Thursday, March 17, 2022

220317 Sentinel, Saint Patrick's Day

Today is a grand day for the Irish.
It’s celebrated here in America by the descendants of Irish lineage and the non Irish. It’s a good day for drinking here and in Ireland.

My grandmother and her two sisters emigrated here many decades ago. The Irish were discriminated against by everyone who wasn’t Irish back in those days, just as African Americans were back then. Jobs for the Irish were extremely difficult to find and those that were available were low paying and were what we now call basically slave labor with endless days of hard work. I was told by my mother that grandma was a fighter with her neighbors. She kept grandpa moving all the time. They lived in 23 different apartments in 22 years. Grandpa was a kind and gentle man who loved grandma and did whatever made her happy.

Grandma was a very big woman, too big for her health to be good. She loved her grandchildren, Carolann and Regina, my cousins. Grandma was babysitting them one afternoon while my mother went to the grocery store. When mom returned, grandma had had a massive stroke that took away her speech and made her an invalid for the rest of her life, but she held onto those two babies with her massive arms. The babies were fine, but mom could barely loosen those arms from them. When mom and dad bought their first home after WW-2 grandma and grandpa moved in with them, so mom could take care of grandma. Grandma had never liked my father and never spoke to him back when she could still speak. She never acknowledged his presence even when she was living in his home. I never got to hear her voice. She was always sitting in her chair, oblivious to those around her.
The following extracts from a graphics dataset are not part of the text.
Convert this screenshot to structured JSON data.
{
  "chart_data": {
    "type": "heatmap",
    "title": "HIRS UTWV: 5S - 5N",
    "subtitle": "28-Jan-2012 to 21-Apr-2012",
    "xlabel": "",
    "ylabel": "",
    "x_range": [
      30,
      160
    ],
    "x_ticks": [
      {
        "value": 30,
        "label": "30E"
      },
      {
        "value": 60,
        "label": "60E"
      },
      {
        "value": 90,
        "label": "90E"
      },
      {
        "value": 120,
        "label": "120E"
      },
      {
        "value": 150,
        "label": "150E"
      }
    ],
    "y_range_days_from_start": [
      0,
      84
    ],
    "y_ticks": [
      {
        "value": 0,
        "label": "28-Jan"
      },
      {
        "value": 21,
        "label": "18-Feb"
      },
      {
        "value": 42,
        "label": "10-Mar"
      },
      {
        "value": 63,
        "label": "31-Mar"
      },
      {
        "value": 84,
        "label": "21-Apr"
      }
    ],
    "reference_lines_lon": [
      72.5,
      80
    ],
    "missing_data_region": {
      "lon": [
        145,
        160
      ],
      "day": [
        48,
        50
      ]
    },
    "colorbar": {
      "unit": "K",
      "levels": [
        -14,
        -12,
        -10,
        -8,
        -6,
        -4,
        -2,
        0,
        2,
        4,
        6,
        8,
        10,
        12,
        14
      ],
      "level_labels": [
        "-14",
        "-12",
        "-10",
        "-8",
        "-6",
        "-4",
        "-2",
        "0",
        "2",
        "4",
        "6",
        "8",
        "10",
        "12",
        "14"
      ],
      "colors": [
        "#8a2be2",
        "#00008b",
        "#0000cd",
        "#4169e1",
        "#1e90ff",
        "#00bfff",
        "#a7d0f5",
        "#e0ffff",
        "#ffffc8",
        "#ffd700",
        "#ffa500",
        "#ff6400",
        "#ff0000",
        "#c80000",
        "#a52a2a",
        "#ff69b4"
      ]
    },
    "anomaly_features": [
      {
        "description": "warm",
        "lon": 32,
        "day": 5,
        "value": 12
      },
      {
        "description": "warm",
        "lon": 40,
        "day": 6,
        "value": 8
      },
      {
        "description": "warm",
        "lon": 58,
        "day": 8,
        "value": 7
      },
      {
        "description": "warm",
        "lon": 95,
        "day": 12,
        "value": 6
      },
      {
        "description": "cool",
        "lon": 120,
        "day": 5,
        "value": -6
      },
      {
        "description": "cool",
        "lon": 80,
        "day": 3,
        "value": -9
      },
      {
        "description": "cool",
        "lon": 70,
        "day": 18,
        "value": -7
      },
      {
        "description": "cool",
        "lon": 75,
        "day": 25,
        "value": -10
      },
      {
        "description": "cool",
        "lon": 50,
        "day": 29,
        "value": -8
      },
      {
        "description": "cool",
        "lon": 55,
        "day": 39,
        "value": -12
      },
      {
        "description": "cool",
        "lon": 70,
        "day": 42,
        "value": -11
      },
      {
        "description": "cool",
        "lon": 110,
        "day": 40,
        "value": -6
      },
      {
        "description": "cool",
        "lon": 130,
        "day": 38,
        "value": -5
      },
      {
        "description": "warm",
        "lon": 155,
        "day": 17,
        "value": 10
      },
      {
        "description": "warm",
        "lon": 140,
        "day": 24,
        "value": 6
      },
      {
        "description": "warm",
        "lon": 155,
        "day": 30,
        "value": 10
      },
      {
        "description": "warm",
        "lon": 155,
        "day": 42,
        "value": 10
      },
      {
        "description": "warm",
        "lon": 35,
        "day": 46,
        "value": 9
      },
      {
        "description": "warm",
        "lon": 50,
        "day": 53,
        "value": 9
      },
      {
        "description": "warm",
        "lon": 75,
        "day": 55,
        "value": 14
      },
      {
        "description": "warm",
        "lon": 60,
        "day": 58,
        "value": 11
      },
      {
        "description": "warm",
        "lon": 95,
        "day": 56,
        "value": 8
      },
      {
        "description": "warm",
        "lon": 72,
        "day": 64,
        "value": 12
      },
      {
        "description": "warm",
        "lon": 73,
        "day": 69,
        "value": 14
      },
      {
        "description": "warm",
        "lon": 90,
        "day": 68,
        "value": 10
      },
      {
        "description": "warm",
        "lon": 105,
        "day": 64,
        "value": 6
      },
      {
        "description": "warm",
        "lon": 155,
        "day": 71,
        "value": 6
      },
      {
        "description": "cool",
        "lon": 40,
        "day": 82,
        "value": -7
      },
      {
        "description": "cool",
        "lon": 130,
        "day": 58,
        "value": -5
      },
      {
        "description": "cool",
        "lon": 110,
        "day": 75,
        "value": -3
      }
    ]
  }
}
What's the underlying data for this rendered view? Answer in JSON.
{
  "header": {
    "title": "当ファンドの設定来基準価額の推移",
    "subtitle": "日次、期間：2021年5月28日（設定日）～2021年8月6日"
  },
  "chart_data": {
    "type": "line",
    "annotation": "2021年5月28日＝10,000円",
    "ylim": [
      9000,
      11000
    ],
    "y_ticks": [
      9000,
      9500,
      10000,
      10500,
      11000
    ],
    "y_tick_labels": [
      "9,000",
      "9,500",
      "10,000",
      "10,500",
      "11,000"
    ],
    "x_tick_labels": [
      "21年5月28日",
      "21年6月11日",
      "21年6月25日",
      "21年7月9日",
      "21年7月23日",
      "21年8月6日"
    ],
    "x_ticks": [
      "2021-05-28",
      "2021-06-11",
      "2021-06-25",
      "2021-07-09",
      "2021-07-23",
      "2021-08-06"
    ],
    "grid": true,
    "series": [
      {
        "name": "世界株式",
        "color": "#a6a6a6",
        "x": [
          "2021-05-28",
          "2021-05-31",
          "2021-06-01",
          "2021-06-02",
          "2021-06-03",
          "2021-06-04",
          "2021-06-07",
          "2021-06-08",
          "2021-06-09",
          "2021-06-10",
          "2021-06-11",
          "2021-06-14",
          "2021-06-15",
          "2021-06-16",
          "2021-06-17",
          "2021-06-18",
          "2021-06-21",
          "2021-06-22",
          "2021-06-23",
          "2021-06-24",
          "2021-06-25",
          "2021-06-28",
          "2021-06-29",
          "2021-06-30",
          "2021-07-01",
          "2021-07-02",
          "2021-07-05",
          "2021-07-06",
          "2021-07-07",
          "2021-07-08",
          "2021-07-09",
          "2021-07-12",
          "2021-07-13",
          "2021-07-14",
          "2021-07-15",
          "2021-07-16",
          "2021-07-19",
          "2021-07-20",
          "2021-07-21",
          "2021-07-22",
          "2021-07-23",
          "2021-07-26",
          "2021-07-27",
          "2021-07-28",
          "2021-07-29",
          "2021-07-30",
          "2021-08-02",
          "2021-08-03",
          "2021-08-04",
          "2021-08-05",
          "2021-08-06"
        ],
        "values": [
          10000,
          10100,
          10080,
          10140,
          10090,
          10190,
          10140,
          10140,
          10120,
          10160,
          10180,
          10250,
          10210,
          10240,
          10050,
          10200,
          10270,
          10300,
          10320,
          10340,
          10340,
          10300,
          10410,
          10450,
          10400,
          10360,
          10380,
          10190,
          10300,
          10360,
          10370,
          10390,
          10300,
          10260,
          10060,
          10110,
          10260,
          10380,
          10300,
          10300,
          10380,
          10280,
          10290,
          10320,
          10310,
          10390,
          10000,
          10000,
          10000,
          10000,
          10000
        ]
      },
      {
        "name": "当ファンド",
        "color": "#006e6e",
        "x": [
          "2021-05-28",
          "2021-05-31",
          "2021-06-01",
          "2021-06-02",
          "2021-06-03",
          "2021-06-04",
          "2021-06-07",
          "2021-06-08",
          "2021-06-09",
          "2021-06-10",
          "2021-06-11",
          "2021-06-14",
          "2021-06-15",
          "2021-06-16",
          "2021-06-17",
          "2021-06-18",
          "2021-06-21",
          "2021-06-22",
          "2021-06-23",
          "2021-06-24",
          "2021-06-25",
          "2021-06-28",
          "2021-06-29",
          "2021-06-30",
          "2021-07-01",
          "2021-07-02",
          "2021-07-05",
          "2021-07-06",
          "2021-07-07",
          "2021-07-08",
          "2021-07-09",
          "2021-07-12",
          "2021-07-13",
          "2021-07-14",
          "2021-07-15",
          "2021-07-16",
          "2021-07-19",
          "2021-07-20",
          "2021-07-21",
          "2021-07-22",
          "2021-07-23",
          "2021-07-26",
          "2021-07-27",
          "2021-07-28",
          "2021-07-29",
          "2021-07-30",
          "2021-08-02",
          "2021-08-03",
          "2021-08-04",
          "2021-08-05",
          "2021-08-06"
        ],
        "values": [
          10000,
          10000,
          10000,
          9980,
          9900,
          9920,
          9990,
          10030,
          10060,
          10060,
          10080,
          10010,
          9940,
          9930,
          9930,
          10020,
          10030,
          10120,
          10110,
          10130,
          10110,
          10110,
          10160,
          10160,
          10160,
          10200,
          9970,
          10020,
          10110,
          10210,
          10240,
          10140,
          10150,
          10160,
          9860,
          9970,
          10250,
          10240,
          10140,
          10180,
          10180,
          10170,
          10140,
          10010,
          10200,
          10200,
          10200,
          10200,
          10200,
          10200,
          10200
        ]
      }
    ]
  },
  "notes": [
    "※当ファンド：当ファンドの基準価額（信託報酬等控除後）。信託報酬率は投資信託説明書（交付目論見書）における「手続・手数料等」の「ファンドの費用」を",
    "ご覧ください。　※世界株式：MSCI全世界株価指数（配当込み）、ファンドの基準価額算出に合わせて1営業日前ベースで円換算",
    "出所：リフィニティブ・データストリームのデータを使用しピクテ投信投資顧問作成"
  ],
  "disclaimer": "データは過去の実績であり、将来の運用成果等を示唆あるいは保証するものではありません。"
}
I give credit to my father for putting up with that. Grandma was always sick and on her deathbed. Mom would call the local parish priest to come over and give her the last rites, but when he started with them, grandma would pop up like a cork and last another few months. The entire family would be there with her. She finally passed away on a night when everyone was gone but grandpa. I remember going to her funeral when I was 12 years old. My first funeral. Later in 1974 we buried grandpa. I, my father, my brother Tom, my uncle Tom, my uncle Kenny were pallbearers. That was the first and only time I ever saw us all sobbing in tears. I have recently revived my tears over Joyce’s passing, but I never saw any of those men in tears except when grandpa died and we were following the hearse to the graveyard.